Hitler : L’empire du mal
Scène

Hitler : L’empire du mal

Il y a des personnages minés auxquels on ne se frotte pas en toute innocence, à cause de ce qu’ils représentent. Adolf Hitler est de ceux-là.

Il y a des personnages minés auxquels on ne se frotte pas en toute innocence, à cause de ce qu’ils représentent. Adolf Hitler est de ceux-là, lui qui cristallise tous les crimes du siècle, nationalisme guerrier, racisme institutionnalisé, tyrannie meurtrière, déshumanisation. Un personnage, donc, que, a priori, on ne saurait laisser l’amnésie engloutir. De louables intentions qu’on ne peut dénier au Nouveau Théâtre Expérimental (NTE), qui a eu le front de monter une pièce sur l’idéologue nazi. Mais si tout peut être matière à représentation, encore faut-il trouver la manière…

Réfugié dans son bunker à la fin de la guerre, le Hitler que nous dépeint la pièce éponyme créée à l’Espace Libre est un maniaque obsessionnel, végétarien obsédé par la pureté.
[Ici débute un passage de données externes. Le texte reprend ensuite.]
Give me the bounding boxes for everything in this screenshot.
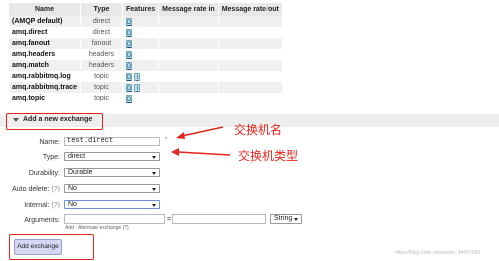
annotation-exchange-type: 交换机类型 <box>238 149 299 163</box>
watermark: https://blog.csdn.net/weixin_44497080 <box>395 250 481 256</box>
annotation-exchange-name: 交换机名 <box>234 123 283 137</box>
type-arrow <box>177 151 231 156</box>
name-arrowhead <box>176 132 185 139</box>
name-arrow <box>181 126 224 137</box>
type-arrowhead <box>171 148 179 156</box>
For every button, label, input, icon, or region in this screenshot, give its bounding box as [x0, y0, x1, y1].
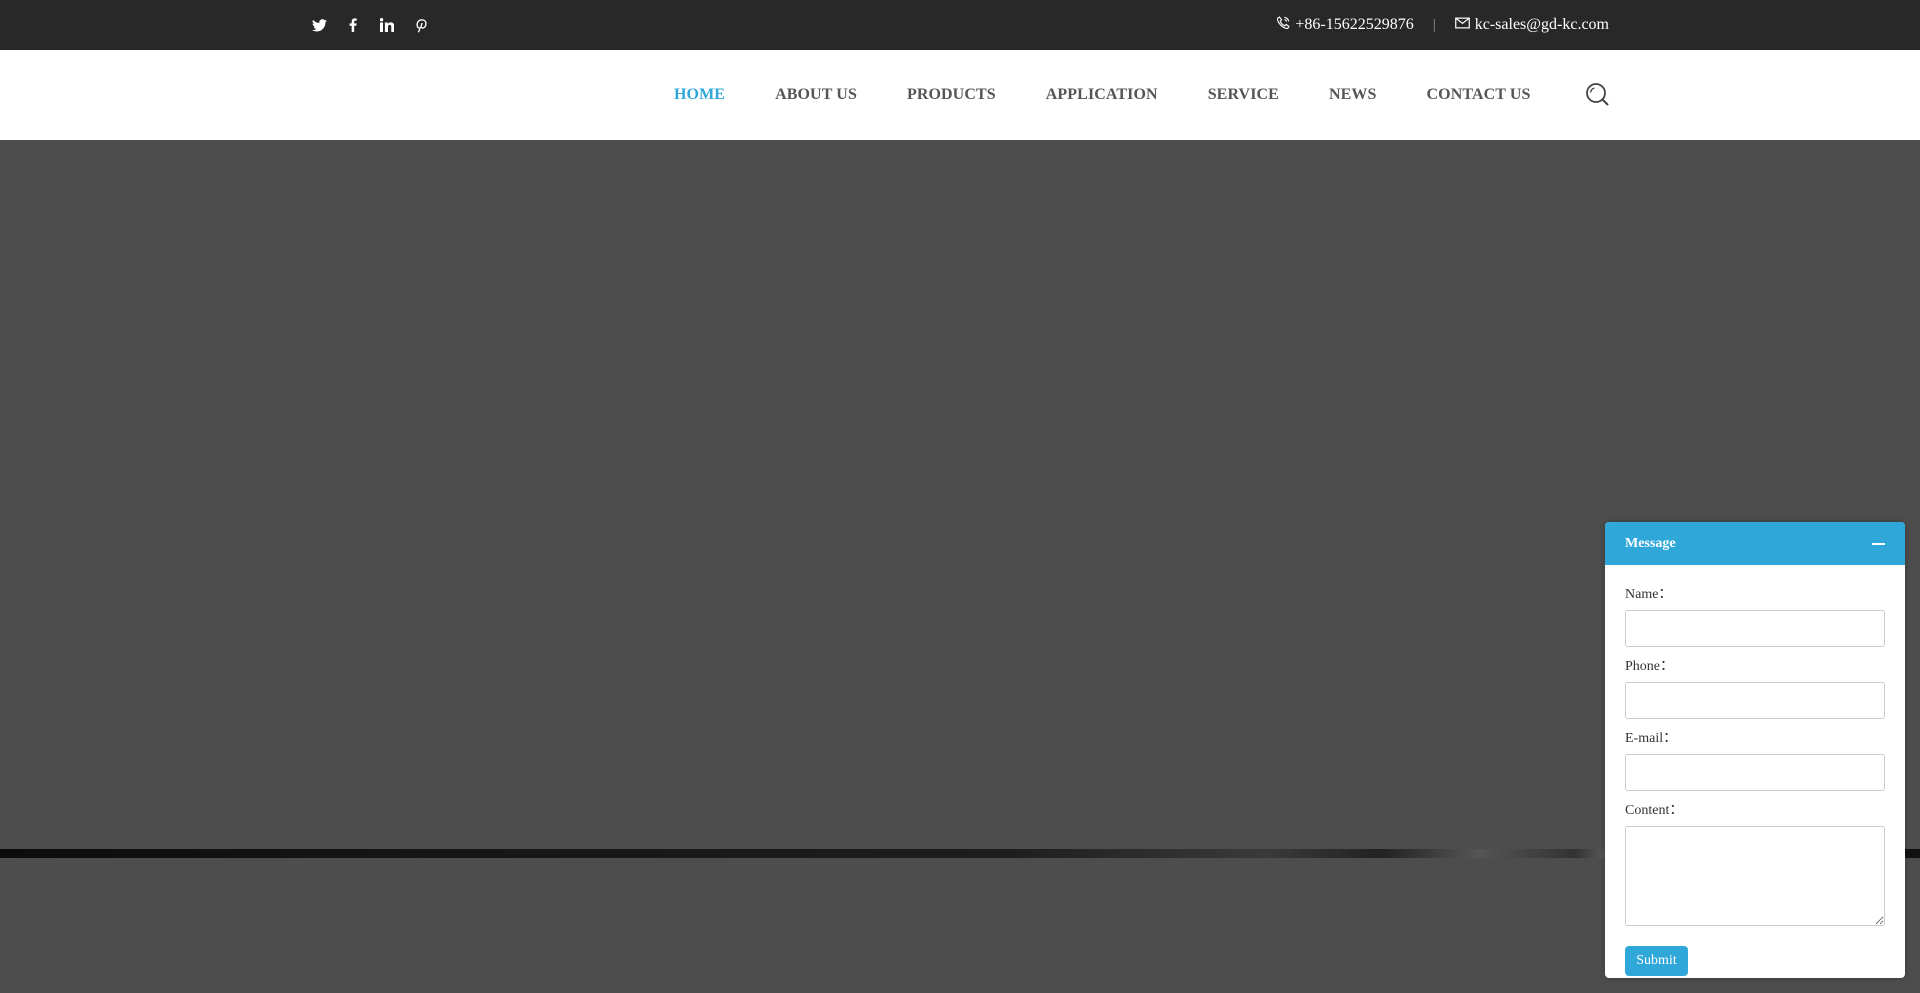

Entre les interventions épisodiques de son dévoué aide de camp (Jean-Pierre Ronfard), le dictateur illuminé (Alexis Martin) soliloque, pour le bénéfice d’un double imaginaire, sur l’État, sur l’art, sur la nourriture, sur Freud, sur les femmes…

Comment incarner Hitler? Voilà un défi de taille, a fortiori pour un comédien comme Alexis Martin, qui apporte généralement une touchante humanité à ses personnages. L’interprète a beau soutenir sans faille le délire de son personnage et en posséder tous les attributs extérieurs – intonations précises, gestes calculés, petite brosse postiche plantée au milieu du visage -, sa composition n’a pas la force cruelle requise, loin s’en faut. Chez cet Hitler campé délirant dans son bunker, pantin désormais privé de réel pouvoir, peinturé en marge de ses crimes terrifiants, il ne reste qu’une silhouette caricaturale, à la moustache ridicule, au discours haineux mais grotesque. Un dictateur d’opérette.
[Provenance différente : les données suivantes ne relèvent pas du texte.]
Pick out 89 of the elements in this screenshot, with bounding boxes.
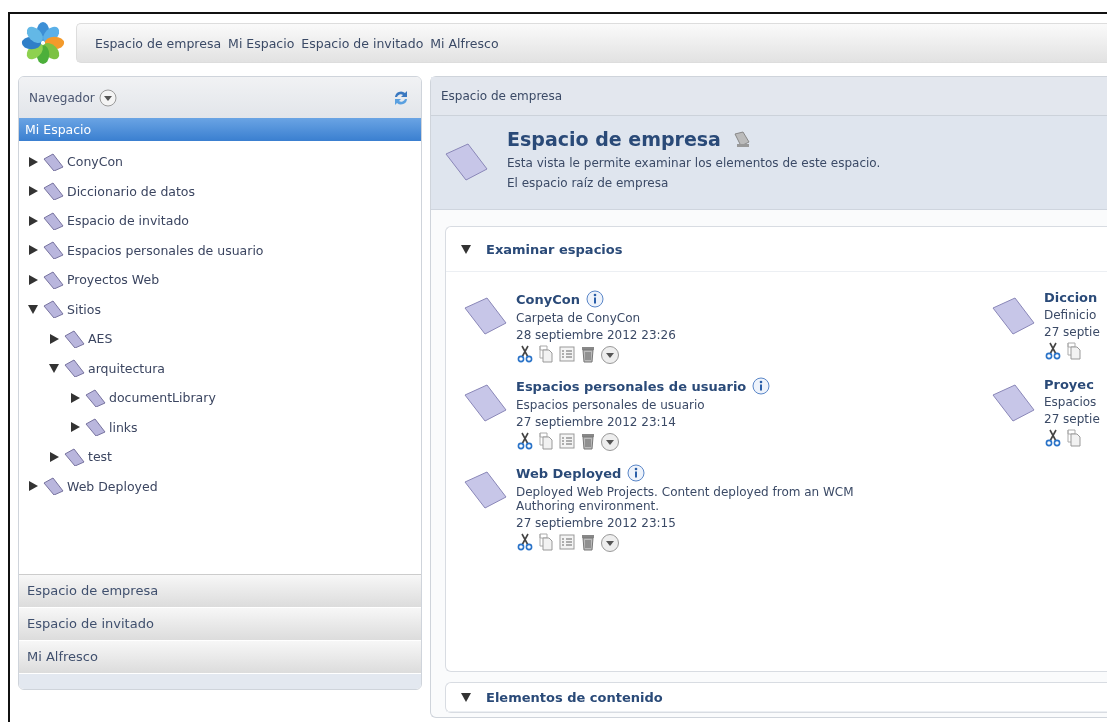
folder-icon (42, 270, 64, 289)
tree-item[interactable]: test (88, 449, 112, 465)
modified-date: 27 septie (1044, 412, 1100, 426)
info-icon[interactable] (627, 464, 646, 482)
space-description: Carpeta de ConyCon (516, 311, 642, 325)
folder-icon (84, 388, 106, 407)
modified-date: 27 septiembre 2012 23:15 (516, 516, 677, 530)
dropdown-icon[interactable] (600, 432, 620, 452)
expand-toggle-icon[interactable] (27, 155, 39, 168)
cut-icon[interactable] (516, 345, 534, 363)
folder-icon (84, 418, 106, 437)
folder-icon[interactable] (462, 383, 508, 423)
expand-toggle-icon[interactable] (48, 450, 60, 463)
folder-icon (42, 477, 64, 496)
space-description: Espacios (1044, 395, 1098, 409)
nav-link[interactable]: Mi Alfresco (430, 35, 499, 51)
expand-toggle-icon[interactable] (27, 480, 39, 493)
modified-date: 27 septiembre 2012 23:14 (516, 415, 677, 429)
space-name[interactable]: Diccion (1044, 290, 1098, 305)
dropdown-icon[interactable] (98, 88, 117, 107)
accordion-item[interactable]: Mi Alfresco (19, 641, 421, 674)
folder-icon (42, 241, 64, 260)
space-description: Deployed Web Projects. Content deployed from an WCM Authoring environment. (516, 485, 855, 513)
logo-icon (20, 20, 66, 66)
folder-icon (63, 329, 85, 348)
expand-toggle-icon[interactable] (27, 214, 39, 227)
space-title: Espacio de empresa (507, 128, 721, 150)
modified-date: 28 septiembre 2012 23:26 (516, 328, 676, 342)
folder-icon (42, 211, 64, 230)
folder-icon[interactable] (462, 296, 508, 336)
modified-date: 27 septie (1044, 325, 1100, 339)
space-name[interactable]: Espacios personales de usuario (516, 378, 747, 394)
tree-item[interactable]: links (109, 419, 138, 435)
expand-toggle-icon[interactable] (27, 185, 39, 198)
space-name[interactable]: Proyec (1044, 377, 1094, 392)
nav-link[interactable]: Mi Espacio (228, 35, 295, 51)
tree-item[interactable]: Proyectos Web (67, 272, 160, 288)
expand-toggle-icon[interactable] (48, 332, 60, 345)
expand-toggle-icon[interactable] (27, 244, 39, 257)
section-title[interactable]: Examinar espacios (486, 241, 623, 257)
nav-link[interactable]: Espacio de empresa (95, 35, 222, 51)
tree-item[interactable]: documentLibrary (109, 390, 216, 406)
breadcrumb[interactable]: Espacio de empresa (441, 89, 563, 103)
folder-icon (42, 182, 64, 201)
folder-icon (443, 142, 489, 182)
navigator-title: Navegador (29, 90, 95, 105)
folder-icon (42, 152, 64, 171)
info-icon[interactable] (752, 377, 771, 395)
delete-icon[interactable] (579, 533, 597, 551)
space-description: Definicio (1044, 308, 1098, 322)
section-title[interactable]: Elementos de contenido (486, 689, 663, 705)
delete-icon[interactable] (579, 345, 597, 363)
expand-toggle-icon[interactable] (27, 303, 39, 316)
expand-toggle-icon[interactable] (69, 421, 81, 434)
folder-icon[interactable] (990, 383, 1036, 423)
tree-item[interactable]: Web Deployed (67, 478, 158, 494)
expand-toggle-icon[interactable] (27, 273, 39, 286)
space-subtitle: El espacio raíz de empresa (507, 176, 670, 190)
tree-item[interactable]: Sitios (67, 301, 101, 317)
info-icon[interactable] (585, 290, 604, 308)
space-description: Esta vista le permite examinar los elementos de este espacio. (507, 156, 881, 170)
folder-icon (42, 300, 64, 319)
expand-toggle-icon[interactable] (69, 391, 81, 404)
folder-icon[interactable] (990, 296, 1036, 336)
folder-icon[interactable] (462, 470, 508, 510)
cut-icon[interactable] (1044, 429, 1062, 447)
expand-toggle-icon[interactable] (48, 362, 60, 375)
accordion-item[interactable]: Espacio de invitado (19, 608, 421, 641)
tree-item[interactable]: ConyCon (67, 154, 123, 170)
tree-item[interactable]: Espacio de invitado (67, 213, 189, 229)
folder-icon (63, 447, 85, 466)
tree-item[interactable]: Espacios personales de usuario (67, 242, 264, 258)
space-description: Espacios personales de usuario (516, 398, 706, 412)
space-name[interactable]: ConyCon (516, 291, 580, 307)
dropdown-icon[interactable] (600, 345, 620, 365)
cut-icon[interactable] (516, 533, 534, 551)
dropdown-icon[interactable] (600, 533, 620, 553)
accordion-item[interactable]: Espacio de empresa (19, 575, 421, 608)
delete-icon[interactable] (579, 432, 597, 450)
cut-icon[interactable] (1044, 342, 1062, 360)
tree-item[interactable]: Diccionario de datos (67, 183, 196, 199)
tree-item[interactable]: AES (88, 331, 113, 347)
nav-link[interactable]: Espacio de invitado (301, 35, 424, 51)
folder-icon (63, 359, 85, 378)
tree-item[interactable]: arquitectura (88, 360, 165, 376)
collapse-toggle-icon[interactable] (460, 243, 472, 255)
space-name[interactable]: Web Deployed (516, 465, 622, 481)
collapse-toggle-icon[interactable] (460, 691, 472, 703)
cut-icon[interactable] (516, 432, 534, 450)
En fait, le NTE semble s’être piégé dans une reconstitution faussement réaliste (la situation, les costumes, le décor), ne pouvant que rester en-deçà de la réalité troublante qu’il dépeint. Curieusement, le principal travail du texte porte sur le langage. Faisant forte provision de consonnes, évitant les nasales, le français parlé ici emprunte les sonorités plus dures de la langue allemande. C’est une pyrotechnie verbale, succession de métaphores outrées, une diarrhée fielleuse qui, par ailleurs, ne manque pas de bons mots, d’images juteuses.

C’est d’ailleurs pour discuter des difficultés de cette langue que les deux compères se permettent, en fin de partie, de décrocher du texte. Discussion à bâtons rompus sur le personnage, ce court mais heureux intermède, où l’on renoue enfin avec le ton NTE, laisse entrevoir ce qu’aurait pu être le spectacle s’il ne s’était pas fourvoyé dans une incarnation faiblarde et caricaturale. Malheureusement, tout ça se conclut par une finale loufoque, qui fait peu de cas de l’Histoire, tentative maladroite de laisser entendre que l’esprit hitlérien est toujours vivant…

Car le duo à la barre du NTE a la noble intention de provoquer un questionnement sur les relents hitlériens qui pourraient contaminer nos sociétés actuelles, toujours enclines aux soubresauts antidémocratiques, racistes et antipluralistes. Pourtant, au milieu de quelques considérations plutôt prophétiques sur l’eugénisme, le clonage et même l’obsession de la santé (comme ces dangereux illuminés que sont aujourd’hui les Montignac et compagnie…), la litanie d’élucubrations que la pièce prête à Hitler semble porter le public à la rigolade plutôt qu’à la réflexion sur nos propres dérives contemporaines.

En gros, c’est donc un bouffon réduit à ses obsessions (raciales et étatiques, mais surtout alimentaires, hygiéniques, corporelles, même scéniques…) que nous propose cet Hitler. Le malaise qu’on ressent devant le spectacle vient plutôt de là. Et non pas de la menace que peut représenter ce discours aujourd’hui.